SuperAAPS makes an effort to continue on if these tasks die, and produces pop-ups, when it gets to the stages in the queue where it needs the dead task, that say things like "Please fix this and hit CONTINUE to go on or STOP to halt queue." You'll also see messages in the startup window like "Skipped polling of GUIDER/EXPOSURE_METER", which just indicate  SuperAAPS has noted the relevant task has died and has stopped trying to talk to it).

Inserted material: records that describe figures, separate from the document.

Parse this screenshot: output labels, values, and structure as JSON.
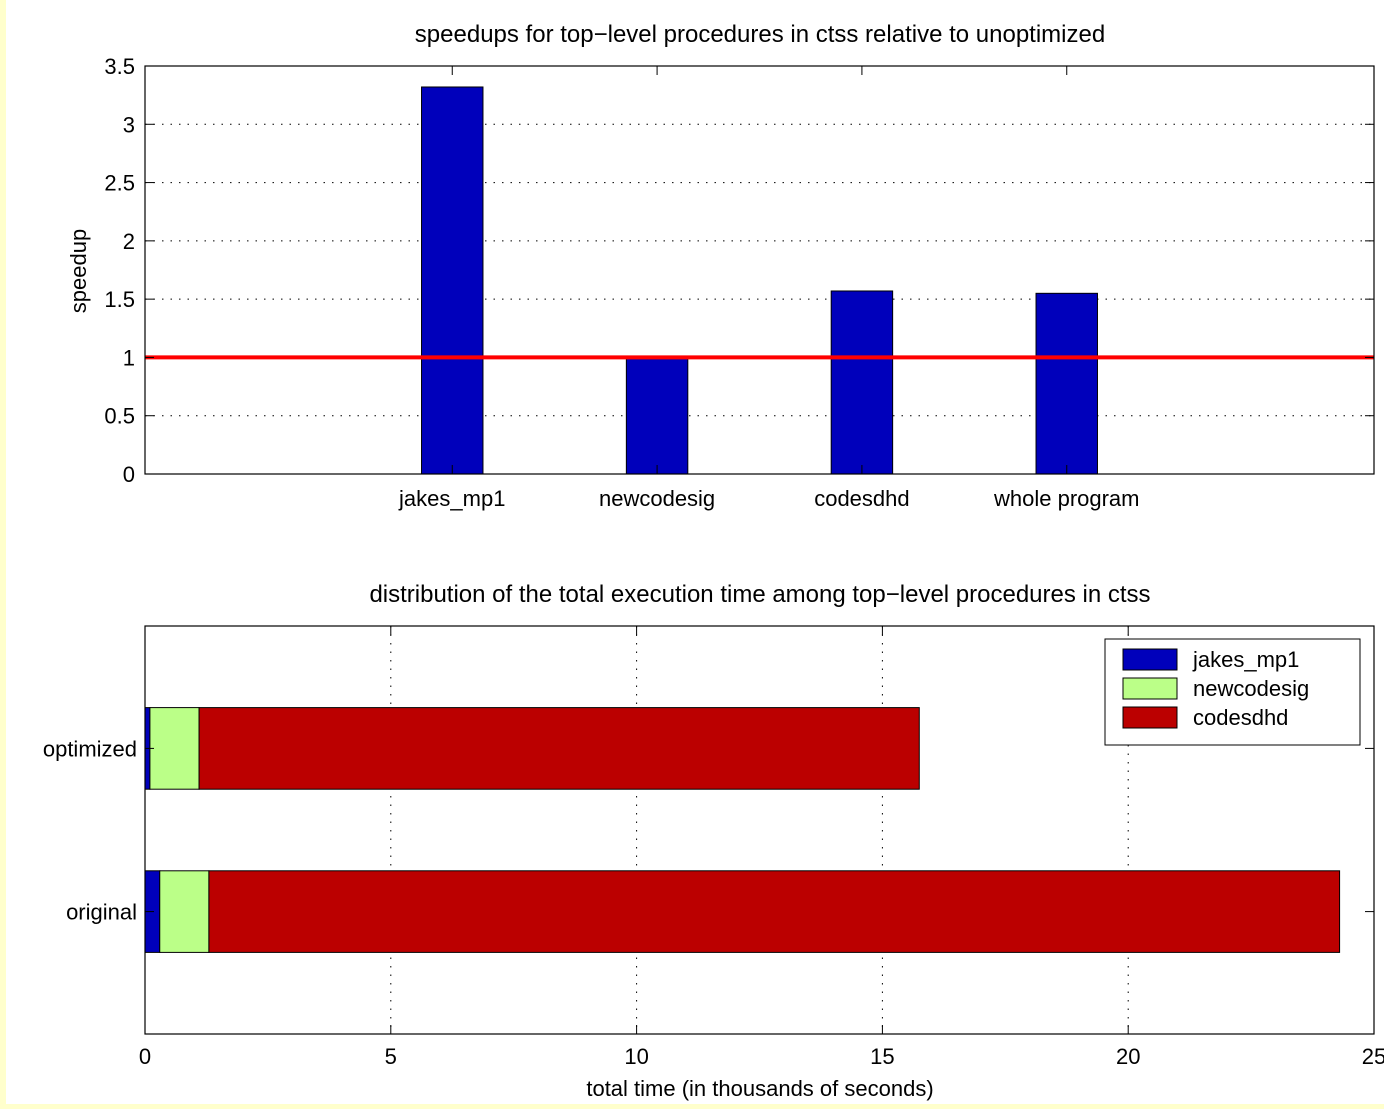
{
  "chart_data": [
    {
      "type": "bar",
      "title": "speedups for top−level procedures in ctss relative to unoptimized",
      "xlabel": "",
      "ylabel": "speedup",
      "categories": [
        "jakes_mp1",
        "newcodesig",
        "codesdhd",
        "whole program"
      ],
      "values": [
        3.32,
        1.0,
        1.57,
        1.55
      ],
      "ylim": [
        0,
        3.5
      ],
      "yticks": [
        "0",
        "0.5",
        "1",
        "1.5",
        "2",
        "2.5",
        "3",
        "3.5"
      ],
      "reference_line": {
        "y": 1,
        "color": "#ff0000"
      },
      "grid": "y-dotted",
      "colors": {
        "bar": "#0000bb"
      }
    },
    {
      "type": "bar",
      "orientation": "horizontal",
      "stacked": true,
      "title": "distribution of the total execution time among top−level procedures in ctss",
      "xlabel": "total time (in thousands of seconds)",
      "ylabel": "",
      "categories": [
        "optimized",
        "original"
      ],
      "series": [
        {
          "name": "jakes_mp1",
          "values": [
            0.1,
            0.3
          ],
          "color": "#0000bb"
        },
        {
          "name": "newcodesig",
          "values": [
            1.0,
            1.0
          ],
          "color": "#bbff88"
        },
        {
          "name": "codesdhd",
          "values": [
            14.65,
            23.0
          ],
          "color": "#bb0000"
        }
      ],
      "xlim": [
        0,
        25
      ],
      "xticks": [
        "0",
        "5",
        "10",
        "15",
        "20",
        "25"
      ],
      "legend": "top-right",
      "grid": "x-dotted"
    }
  ]
}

When this happens you need to fix the problem by (1) getting the dead task running again, and (2) getting it connected to Drama, with the 'Commands->Reset' function in the System Loader, then (3) hit CONTINUE on the pop-up to continue observing. Or use STOP to stop observing and fix everything, then restart observing,

May 2008 - changes in the way these pop-ups work should now make them more reliable. Prior to May 2008 they tended to lock-up the whole SuperAAPS GUI. They don't do that anymore.

PAST FAULTS (May 2008)

An examination of the error logs from March 2008 observing indicated three major bugs that occurred on multiple nights

1. 1.Space in Drama's ring buffer for communication with the detector (RCT) task filled up (6 times in 5 nights). This repeats over the course of a minute, and eventually seems to result in the exposure meter stopping. In May 2008, I increased this buffer size to see if it helped.
   

2. 2.When GUIDER acquisition failed, the signal that this had happened was not being correctly picked up (6 times in 5 nights), resulting in the queue having to be killed when it was about to start the next exposure. I believe I have (a) identified the possible cause of this bug and (b) made the pop-ups, that come up when the GUIDER is noticed to not be guiding properly before an exposure stars, work properly.
   

3. 3.The EXPOSURE_METER spontaneously dies (3 times in 5 nights) which was causing SuperAAPS to have to be restarted. I have not yet identified the cause of the spontaneous EXPOSURE_METER deaths, but I have fixed the pop-up system, so that when EXPOSURE_METER does die, SuperAAPS will much more smoothly handle it.